W parlamencie Ukrainy bez porozumienia, przerwa w obradach
W parlamencie Ukrainy nadal nie ma porozumienia co do sposobów rozwiązania kryzysu politycznego. Na porannym posiedzeniu we wtorek deputowani przedstawili swoje poglądy na sytuację w kraju, jednak nie podjęli żadnej decyzji na rzecz uspokojenia nastrojów.
Przed godziną 11 czasu polskiego, po niespełna dwóch godzinach obrad, przewodniczący Rady Najwyższej Wołodymyr Rybak ogłosił przerwę do godz. 15 czasu polskiego.
Kluby parlamentarne mają do tego czasu uzgodnić stanowisko wobec zaproponowanego przez opozycję projektu zmian w ustawie zasadniczej. Opozycja chce przywrócenia zapisów konstytucji z 2004 roku, ograniczających uprawnienia prezydenta i rozszerzających kompetencje parlamentu.

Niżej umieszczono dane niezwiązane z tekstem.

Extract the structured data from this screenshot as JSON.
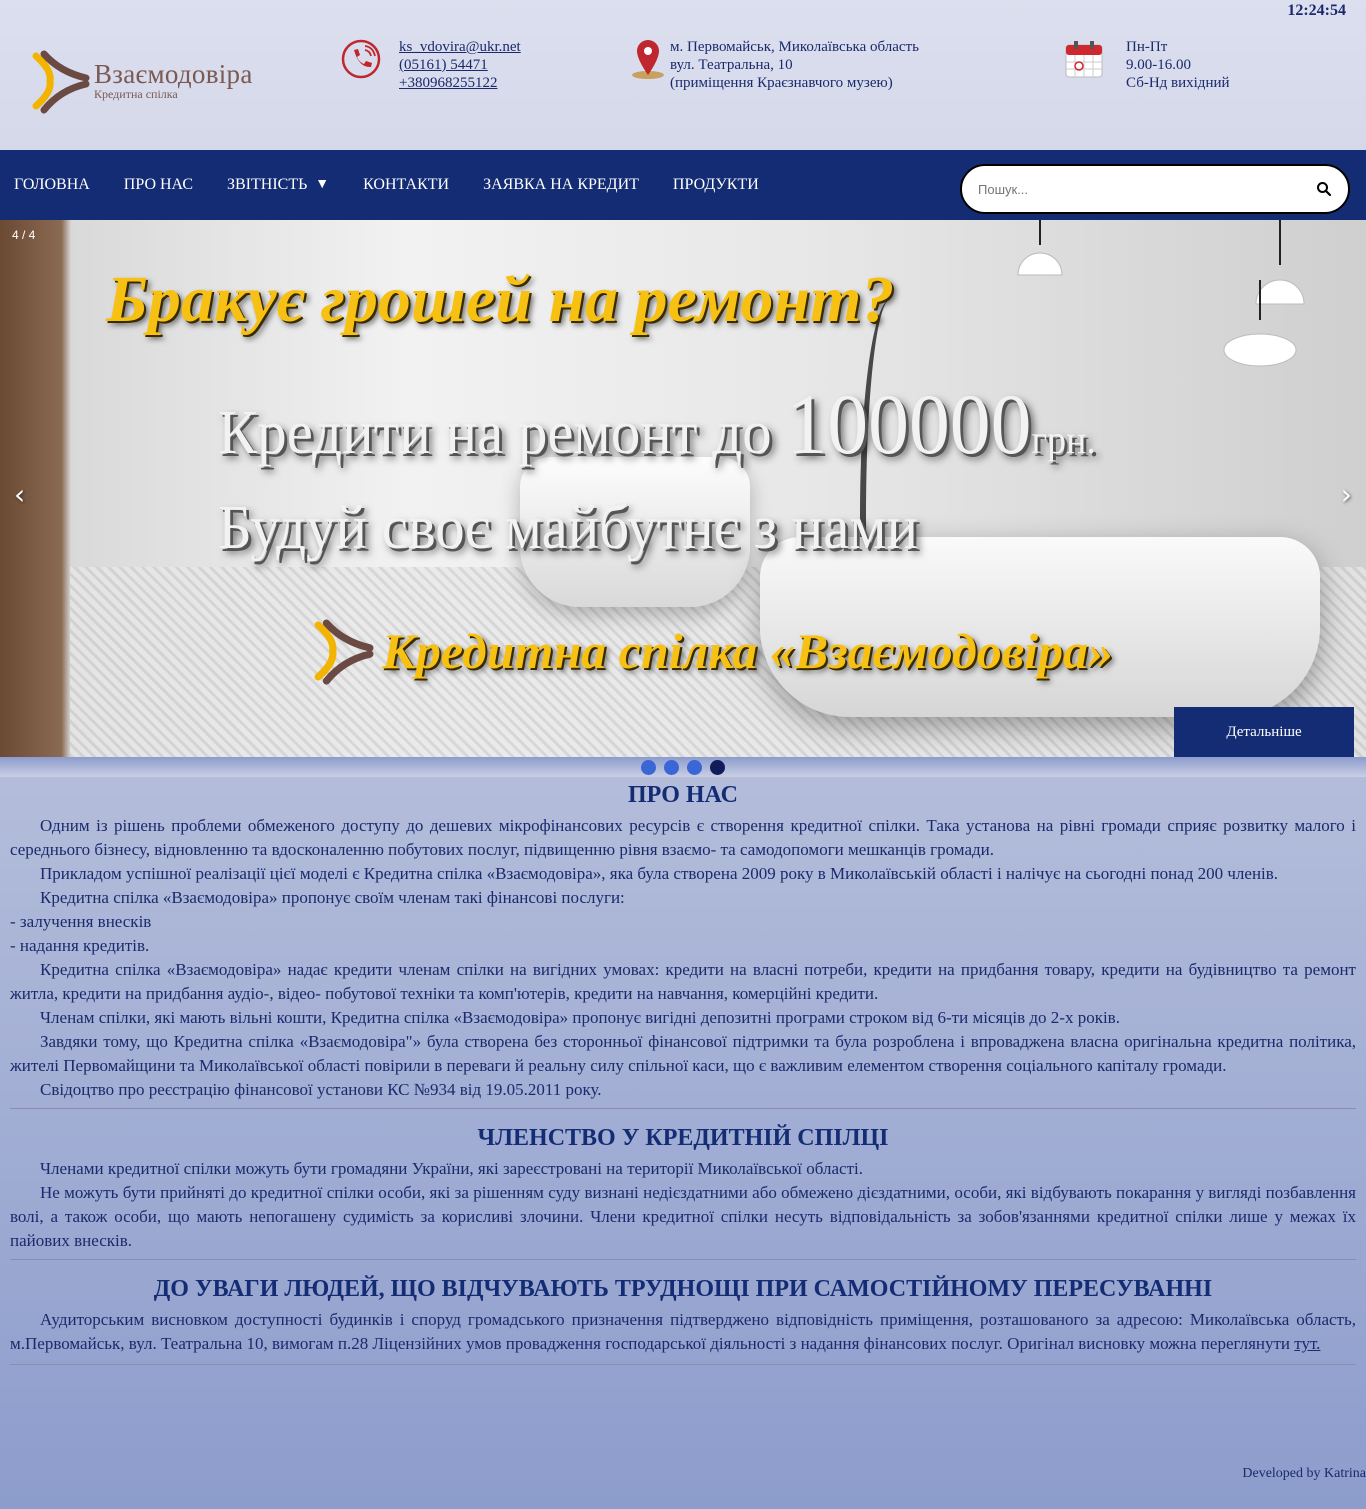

„Powinniśmy powrócić do reformy konstytucyjnej, która była w sposób niekonstytucyjny odwołana w 2010 roku. Jestem pewien, że jeśli tego nie zrobimy, społeczeństwo może wybuchnąć” – przemawiał z trybuny Rady Najwyższej Ukrainy jeden z przywódców opozycji, Witalij Kliczko.
Szef frakcji rządzącej Partii Regionów prezydenta Wiktora Janukowycza, Ołeksandr Jefremow, apelując o porozumienie oskarżył opozycję o bojkotowanie propozycji szefa państwa, który oferował opozycyjnym politykom stanowiska w rządzie.
Jefremow mówił także, że opozycja nie kontroluje wydarzeń na ukraińskich ulicach. „Nie dopuścimy do tego, by wydarzenia rozwijały się według scenariusza opracowanego przez prowokatorów!” – podkreślił.
Konstytucja z 2004 roku, zgodnie z którą Ukraina była republiką parlamentarno-prezydencką, została anulowana w 2010 roku przez Trybunał Konstytucyjny. Uznał on, że zmiany ograniczające władzę prezydenta na rzecz parlamentu zostały uchwalone wbrew procedurom i orzekł, że na Ukrainie przywraca się konstytucję z 1996 roku. Ukraina przekształciła się tym samym z powrotem w państwo z systemem prezydencko-parlamentarnym.
O ocenę zgodności z prawem reformy konstytucyjnej z 2004 roku zwróciło się do Trybunału Konstytucyjnego w 2010 roku 252 deputowanych koalicji parlamentarnej zdominowanej przez Partię Regionów Janukowycza, który wówczas był już prezydentem.
Na Ukrainie trwa od listopada kryzys polityczny po odmowie podpisania przez prezydenta Janukowycza umowy stowarzyszeniowej z UE. Po użyciu siły przez władze początkowo pokojowe protesty przemieniły się w antyrządowe zamieszki z żądaniem dymisji prezydenta. (PAP)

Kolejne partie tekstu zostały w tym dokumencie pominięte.